Figure 1. Engineering monobodies to target the Erk-2 CD domain.

a. The Erk-2 residues within 5 Å of bound D-peptide (2GPH) are colored orange. The activation loop residues are colored in blue to show the separation between the docking domain and the active site. An Fn3 structure is shown to the scale on the left and is depicted as binding the docking surface. The randomized loops are shown in color: BC (green), DE (pink), FG (brown).

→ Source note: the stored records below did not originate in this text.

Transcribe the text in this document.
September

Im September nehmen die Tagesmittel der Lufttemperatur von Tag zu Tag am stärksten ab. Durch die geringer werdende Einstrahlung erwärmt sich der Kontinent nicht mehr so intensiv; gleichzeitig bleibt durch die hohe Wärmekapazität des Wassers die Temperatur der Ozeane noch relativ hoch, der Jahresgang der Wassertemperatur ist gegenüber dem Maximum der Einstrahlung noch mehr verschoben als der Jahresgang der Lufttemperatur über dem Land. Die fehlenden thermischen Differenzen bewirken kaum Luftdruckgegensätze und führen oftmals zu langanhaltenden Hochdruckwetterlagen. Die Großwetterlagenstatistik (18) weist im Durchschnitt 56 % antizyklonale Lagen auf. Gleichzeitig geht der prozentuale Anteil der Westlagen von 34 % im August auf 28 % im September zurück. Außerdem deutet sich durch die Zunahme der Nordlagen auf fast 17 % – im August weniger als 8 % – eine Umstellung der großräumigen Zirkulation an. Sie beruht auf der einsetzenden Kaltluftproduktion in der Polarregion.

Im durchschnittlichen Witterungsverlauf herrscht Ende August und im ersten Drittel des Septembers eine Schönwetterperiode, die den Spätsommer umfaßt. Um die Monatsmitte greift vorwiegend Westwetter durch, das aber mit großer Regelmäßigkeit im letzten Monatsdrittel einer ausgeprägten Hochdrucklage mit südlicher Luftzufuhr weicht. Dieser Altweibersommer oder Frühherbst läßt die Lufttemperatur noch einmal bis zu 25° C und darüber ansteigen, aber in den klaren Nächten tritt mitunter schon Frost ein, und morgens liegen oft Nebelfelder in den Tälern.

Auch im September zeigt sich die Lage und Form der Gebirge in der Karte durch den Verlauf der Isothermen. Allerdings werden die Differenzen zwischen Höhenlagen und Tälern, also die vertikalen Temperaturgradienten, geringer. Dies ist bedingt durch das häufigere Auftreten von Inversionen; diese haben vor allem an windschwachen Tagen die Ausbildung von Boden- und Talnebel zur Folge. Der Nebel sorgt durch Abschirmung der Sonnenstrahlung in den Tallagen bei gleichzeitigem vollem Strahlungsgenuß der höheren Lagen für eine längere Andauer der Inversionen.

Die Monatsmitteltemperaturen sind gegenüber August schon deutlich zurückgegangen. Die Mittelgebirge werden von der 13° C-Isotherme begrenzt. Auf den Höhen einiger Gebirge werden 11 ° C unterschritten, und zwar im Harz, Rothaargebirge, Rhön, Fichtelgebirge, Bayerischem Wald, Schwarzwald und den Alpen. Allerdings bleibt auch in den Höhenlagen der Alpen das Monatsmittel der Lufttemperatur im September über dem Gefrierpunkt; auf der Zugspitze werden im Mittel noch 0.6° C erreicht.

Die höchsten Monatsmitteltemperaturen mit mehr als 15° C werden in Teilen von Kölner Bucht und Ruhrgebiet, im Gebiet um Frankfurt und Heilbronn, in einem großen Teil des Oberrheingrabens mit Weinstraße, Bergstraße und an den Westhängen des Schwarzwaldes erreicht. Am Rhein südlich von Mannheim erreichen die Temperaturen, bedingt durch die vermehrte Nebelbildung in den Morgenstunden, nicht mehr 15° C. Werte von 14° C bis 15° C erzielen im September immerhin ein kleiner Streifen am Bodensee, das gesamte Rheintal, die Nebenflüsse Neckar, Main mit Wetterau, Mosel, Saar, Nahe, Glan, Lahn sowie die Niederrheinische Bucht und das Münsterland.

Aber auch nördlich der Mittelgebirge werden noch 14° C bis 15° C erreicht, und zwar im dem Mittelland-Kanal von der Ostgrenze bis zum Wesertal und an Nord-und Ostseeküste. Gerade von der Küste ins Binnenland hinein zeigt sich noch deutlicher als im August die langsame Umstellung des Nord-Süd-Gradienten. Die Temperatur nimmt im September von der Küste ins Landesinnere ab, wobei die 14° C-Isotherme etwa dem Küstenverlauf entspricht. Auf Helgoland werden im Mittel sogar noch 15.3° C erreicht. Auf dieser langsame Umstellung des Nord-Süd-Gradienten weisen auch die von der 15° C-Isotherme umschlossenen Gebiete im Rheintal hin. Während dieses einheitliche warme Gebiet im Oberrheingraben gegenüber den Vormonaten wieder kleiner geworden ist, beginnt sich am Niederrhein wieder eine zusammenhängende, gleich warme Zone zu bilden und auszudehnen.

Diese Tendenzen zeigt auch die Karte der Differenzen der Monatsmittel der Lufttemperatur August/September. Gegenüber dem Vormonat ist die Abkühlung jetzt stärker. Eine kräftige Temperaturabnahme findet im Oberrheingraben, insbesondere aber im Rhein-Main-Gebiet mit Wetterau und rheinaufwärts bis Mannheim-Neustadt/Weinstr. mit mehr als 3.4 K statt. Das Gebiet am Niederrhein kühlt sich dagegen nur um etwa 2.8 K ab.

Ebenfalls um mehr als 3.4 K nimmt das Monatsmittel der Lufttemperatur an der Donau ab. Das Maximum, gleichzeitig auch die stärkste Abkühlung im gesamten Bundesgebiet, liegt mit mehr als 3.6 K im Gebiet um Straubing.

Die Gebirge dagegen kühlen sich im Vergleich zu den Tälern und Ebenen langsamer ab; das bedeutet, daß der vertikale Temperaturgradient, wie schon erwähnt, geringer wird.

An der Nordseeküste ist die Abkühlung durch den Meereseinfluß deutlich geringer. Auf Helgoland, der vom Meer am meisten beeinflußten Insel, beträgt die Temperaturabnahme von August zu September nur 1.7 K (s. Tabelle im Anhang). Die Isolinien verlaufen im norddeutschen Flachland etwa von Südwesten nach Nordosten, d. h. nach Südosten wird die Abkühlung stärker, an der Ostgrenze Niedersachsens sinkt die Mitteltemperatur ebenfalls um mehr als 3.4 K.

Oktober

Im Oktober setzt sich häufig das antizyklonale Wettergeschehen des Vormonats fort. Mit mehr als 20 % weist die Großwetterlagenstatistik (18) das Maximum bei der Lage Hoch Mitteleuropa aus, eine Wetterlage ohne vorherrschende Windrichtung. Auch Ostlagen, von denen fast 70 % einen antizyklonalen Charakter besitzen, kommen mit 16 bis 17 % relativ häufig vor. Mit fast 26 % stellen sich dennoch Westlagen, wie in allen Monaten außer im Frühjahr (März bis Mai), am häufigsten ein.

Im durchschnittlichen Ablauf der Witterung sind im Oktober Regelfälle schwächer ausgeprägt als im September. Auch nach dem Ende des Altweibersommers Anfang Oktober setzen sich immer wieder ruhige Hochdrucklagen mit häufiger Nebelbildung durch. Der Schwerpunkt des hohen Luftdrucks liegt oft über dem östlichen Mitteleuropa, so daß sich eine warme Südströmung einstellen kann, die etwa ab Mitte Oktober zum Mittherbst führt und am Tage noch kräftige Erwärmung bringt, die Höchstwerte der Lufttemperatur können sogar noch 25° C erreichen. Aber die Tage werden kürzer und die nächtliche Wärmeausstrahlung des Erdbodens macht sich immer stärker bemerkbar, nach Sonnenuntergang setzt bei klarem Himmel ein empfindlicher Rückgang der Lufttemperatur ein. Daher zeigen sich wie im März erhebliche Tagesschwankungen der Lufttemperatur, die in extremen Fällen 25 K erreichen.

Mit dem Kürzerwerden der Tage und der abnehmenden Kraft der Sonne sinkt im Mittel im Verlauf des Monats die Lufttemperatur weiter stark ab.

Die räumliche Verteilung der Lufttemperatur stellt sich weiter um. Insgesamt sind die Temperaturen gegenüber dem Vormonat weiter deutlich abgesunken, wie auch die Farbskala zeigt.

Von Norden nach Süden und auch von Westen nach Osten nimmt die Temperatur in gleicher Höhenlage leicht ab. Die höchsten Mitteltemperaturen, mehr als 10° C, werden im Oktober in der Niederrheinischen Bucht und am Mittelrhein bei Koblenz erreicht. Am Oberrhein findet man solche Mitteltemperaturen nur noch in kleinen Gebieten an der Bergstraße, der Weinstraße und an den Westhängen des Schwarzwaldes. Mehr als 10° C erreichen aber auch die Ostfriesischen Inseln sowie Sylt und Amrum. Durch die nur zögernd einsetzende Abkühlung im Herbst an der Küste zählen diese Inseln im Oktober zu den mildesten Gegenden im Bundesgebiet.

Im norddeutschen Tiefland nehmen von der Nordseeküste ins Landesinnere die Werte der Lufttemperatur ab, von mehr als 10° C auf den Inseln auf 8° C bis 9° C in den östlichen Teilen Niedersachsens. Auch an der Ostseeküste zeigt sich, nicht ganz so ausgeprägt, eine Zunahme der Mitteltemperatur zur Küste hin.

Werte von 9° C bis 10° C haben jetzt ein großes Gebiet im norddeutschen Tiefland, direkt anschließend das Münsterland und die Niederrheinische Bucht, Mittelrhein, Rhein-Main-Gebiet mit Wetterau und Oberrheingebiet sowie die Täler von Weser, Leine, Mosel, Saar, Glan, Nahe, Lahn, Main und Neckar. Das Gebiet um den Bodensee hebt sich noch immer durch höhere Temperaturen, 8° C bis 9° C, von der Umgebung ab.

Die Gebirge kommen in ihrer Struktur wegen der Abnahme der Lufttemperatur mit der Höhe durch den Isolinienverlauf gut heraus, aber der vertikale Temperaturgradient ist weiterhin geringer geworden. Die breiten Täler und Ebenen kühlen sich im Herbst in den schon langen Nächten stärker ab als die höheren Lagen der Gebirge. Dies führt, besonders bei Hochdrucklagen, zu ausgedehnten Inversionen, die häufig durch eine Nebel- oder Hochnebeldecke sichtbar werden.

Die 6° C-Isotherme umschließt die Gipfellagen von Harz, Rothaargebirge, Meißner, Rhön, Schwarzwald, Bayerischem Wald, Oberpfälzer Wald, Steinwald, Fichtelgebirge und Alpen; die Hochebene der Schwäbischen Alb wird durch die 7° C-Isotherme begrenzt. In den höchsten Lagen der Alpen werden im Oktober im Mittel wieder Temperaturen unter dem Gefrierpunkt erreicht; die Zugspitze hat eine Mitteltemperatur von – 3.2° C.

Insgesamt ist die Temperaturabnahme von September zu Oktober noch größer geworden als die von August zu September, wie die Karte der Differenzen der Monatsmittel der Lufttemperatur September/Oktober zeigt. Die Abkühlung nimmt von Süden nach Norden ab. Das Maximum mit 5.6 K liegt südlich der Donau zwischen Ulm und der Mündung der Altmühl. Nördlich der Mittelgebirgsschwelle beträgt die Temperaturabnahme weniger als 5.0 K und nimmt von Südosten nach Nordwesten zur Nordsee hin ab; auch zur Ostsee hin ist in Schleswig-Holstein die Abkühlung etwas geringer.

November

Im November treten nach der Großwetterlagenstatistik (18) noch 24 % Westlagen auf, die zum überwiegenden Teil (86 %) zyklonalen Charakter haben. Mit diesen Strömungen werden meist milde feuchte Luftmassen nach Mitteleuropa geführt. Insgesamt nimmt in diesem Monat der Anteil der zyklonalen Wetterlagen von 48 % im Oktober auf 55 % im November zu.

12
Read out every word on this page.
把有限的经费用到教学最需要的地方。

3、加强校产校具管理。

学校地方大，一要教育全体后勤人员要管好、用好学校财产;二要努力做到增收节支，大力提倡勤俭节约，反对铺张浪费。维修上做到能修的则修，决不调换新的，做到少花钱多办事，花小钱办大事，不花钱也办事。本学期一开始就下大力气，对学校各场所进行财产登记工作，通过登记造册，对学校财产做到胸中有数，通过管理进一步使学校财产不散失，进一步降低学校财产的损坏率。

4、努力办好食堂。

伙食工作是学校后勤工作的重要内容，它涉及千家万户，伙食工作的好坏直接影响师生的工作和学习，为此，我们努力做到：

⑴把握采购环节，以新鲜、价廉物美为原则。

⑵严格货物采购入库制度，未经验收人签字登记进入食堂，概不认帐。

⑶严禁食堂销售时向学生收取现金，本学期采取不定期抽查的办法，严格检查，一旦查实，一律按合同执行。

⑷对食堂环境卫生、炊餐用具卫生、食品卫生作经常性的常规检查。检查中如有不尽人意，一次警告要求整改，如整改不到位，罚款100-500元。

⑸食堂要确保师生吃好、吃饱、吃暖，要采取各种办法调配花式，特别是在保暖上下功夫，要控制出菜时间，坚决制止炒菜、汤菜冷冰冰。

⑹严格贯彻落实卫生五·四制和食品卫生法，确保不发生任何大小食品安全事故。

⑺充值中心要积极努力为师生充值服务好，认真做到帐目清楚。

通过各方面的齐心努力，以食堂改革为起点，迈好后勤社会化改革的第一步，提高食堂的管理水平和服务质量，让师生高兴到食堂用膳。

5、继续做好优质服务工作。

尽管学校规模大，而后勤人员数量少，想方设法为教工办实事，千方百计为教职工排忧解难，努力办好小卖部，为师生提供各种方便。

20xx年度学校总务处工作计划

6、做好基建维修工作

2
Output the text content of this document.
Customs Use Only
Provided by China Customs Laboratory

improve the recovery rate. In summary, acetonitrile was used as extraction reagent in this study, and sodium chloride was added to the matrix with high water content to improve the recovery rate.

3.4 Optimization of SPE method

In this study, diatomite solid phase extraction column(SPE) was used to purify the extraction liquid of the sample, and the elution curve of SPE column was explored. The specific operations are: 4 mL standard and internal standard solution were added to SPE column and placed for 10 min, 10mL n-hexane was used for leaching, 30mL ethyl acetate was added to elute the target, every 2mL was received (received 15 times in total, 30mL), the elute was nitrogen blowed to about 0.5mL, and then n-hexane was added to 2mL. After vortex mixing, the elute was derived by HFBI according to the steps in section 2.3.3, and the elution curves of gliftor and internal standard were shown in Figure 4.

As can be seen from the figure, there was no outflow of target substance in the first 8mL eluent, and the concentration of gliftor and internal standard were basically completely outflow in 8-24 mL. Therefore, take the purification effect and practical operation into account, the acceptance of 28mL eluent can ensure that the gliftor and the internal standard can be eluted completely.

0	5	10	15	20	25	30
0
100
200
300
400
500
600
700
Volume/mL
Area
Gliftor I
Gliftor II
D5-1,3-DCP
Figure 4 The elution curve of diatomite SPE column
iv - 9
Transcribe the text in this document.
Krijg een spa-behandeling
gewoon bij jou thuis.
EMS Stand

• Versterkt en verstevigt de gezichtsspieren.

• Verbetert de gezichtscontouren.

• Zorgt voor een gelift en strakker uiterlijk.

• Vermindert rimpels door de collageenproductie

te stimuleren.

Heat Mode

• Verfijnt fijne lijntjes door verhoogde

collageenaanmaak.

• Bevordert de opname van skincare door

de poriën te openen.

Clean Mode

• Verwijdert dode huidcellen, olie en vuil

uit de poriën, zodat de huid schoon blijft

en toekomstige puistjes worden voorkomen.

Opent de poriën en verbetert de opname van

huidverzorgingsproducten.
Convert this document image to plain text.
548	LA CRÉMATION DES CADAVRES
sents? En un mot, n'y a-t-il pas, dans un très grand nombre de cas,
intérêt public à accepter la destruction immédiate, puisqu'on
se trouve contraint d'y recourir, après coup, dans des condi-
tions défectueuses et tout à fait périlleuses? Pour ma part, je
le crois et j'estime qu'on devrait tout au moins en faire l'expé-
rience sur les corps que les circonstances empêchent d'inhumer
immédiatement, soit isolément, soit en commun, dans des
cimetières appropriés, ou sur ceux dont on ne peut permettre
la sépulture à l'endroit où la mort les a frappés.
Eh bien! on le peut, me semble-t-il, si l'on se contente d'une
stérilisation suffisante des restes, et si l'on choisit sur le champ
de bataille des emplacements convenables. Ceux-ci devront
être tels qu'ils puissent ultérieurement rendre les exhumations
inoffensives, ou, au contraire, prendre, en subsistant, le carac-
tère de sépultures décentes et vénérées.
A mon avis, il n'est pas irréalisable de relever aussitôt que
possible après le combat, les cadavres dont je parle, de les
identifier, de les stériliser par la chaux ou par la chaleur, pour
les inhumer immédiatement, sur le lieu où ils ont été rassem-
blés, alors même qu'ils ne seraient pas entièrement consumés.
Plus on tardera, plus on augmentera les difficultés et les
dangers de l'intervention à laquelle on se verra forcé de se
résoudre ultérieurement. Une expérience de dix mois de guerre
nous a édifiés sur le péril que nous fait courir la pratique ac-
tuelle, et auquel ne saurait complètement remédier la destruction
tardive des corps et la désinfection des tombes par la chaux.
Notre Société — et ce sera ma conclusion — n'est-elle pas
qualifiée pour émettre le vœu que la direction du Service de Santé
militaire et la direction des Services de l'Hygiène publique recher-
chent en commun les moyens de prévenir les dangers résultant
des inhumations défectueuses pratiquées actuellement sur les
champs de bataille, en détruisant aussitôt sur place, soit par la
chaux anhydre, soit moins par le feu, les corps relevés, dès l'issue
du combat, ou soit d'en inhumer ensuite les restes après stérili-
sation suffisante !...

b. The yeast displayed Fn3 library was sorted using streptavidin-coated magnetic beads and FACS. During FACS, the cells were labeled with a cMyc antibody and Erk-2 to normalize binding with protein expression. i) Unsorted cells labeled with 1 μM of Erk-2. ii) Cells that have been sorted twice by FACS and then labeled with 250 nM of Erk-2. iii) Cells labeled with Erk-2(NHN) during negative sorting (Round 6). iv) Cells after the final round of FACS labeled with 10 nM of Erk-2. The percentages indicate the fraction of the cells within the indicated gates.

c. A representative selected clone, F7.9, binds 10 nM wt Erk-2 but not Erk-2(NHN). The lack of binding to the mutant indicates that the monobody epitope includes one or more of the mutated residues.